Let $\mathbb{Q}_{p}$ be a p-adic field such that $ p \neq 2 $. We knew that for every $ n=2m $ there exists exactly one unramified extension $ K $ of $ \mathbb{Q}_{p} $ of degree $ n $, obtained by adjoining $ (p^n -1)$-th roots of unity to $ \mathbb{Q}_{p}$
. Moreover $ Gal(K / \mathbb{Q}_p) $ is isomorphic to $Gal(F_{p^n} : F_p) $ which is cyclic and generated by the Frobenius map.
Then what will be the generator of $ Gal(K / \mathbb{Q}_p) $???

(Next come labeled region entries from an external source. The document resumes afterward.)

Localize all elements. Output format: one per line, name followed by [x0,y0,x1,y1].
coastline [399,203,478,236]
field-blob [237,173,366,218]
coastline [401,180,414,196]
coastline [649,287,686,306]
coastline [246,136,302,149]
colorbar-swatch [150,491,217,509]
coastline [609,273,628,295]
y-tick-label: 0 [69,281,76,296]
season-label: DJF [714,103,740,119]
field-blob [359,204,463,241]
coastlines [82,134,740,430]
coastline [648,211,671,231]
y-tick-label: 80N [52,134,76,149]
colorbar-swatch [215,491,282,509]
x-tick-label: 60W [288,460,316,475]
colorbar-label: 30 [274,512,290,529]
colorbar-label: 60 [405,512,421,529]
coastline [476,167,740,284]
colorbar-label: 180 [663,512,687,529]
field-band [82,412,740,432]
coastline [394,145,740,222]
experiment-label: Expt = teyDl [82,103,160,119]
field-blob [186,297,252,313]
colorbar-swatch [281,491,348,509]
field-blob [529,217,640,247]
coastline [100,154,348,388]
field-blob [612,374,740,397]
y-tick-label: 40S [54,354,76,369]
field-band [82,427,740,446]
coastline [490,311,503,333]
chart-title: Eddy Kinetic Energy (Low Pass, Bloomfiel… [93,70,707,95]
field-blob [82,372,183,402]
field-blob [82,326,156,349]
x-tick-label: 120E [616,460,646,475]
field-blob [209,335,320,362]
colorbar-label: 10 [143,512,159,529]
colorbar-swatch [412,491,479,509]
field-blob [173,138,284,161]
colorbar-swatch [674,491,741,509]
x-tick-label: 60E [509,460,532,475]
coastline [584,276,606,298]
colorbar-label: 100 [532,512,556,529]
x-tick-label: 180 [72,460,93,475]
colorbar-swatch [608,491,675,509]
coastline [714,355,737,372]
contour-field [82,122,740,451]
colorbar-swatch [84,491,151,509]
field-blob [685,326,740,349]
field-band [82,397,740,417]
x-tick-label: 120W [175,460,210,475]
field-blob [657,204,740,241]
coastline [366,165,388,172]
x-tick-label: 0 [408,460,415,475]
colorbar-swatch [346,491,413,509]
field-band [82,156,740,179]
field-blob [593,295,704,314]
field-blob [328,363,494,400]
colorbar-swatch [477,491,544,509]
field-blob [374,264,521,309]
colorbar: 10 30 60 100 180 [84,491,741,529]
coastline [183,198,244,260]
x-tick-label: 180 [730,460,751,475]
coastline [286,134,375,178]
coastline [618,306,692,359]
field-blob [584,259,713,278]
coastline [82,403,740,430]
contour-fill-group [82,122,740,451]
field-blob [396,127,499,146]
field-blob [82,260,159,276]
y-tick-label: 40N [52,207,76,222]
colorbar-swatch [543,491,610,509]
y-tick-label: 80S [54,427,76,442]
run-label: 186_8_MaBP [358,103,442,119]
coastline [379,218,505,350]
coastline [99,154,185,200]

Moreover if $ p\equiv 3 (mod 4 ) $ then does primitive $ 8^th $ root of unity belonging to the the quadratic extension in the extension $(K / \mathbb{Q}_p) $?

Answer 1

You did not specify $f$: it should be equal to $n$. A particular generator of the resulting cyclic Galois group is the Frobenius automorphism, which acts on the $(p^n−1)$-th roots of unity by $x\mapsto x^p$. The quadratic subextension is generated by the $(p^2-1)$-th roots of unity. As $p^2-1$ is divisible by $8$, this subextension contains a primitive $8$-th root of unity.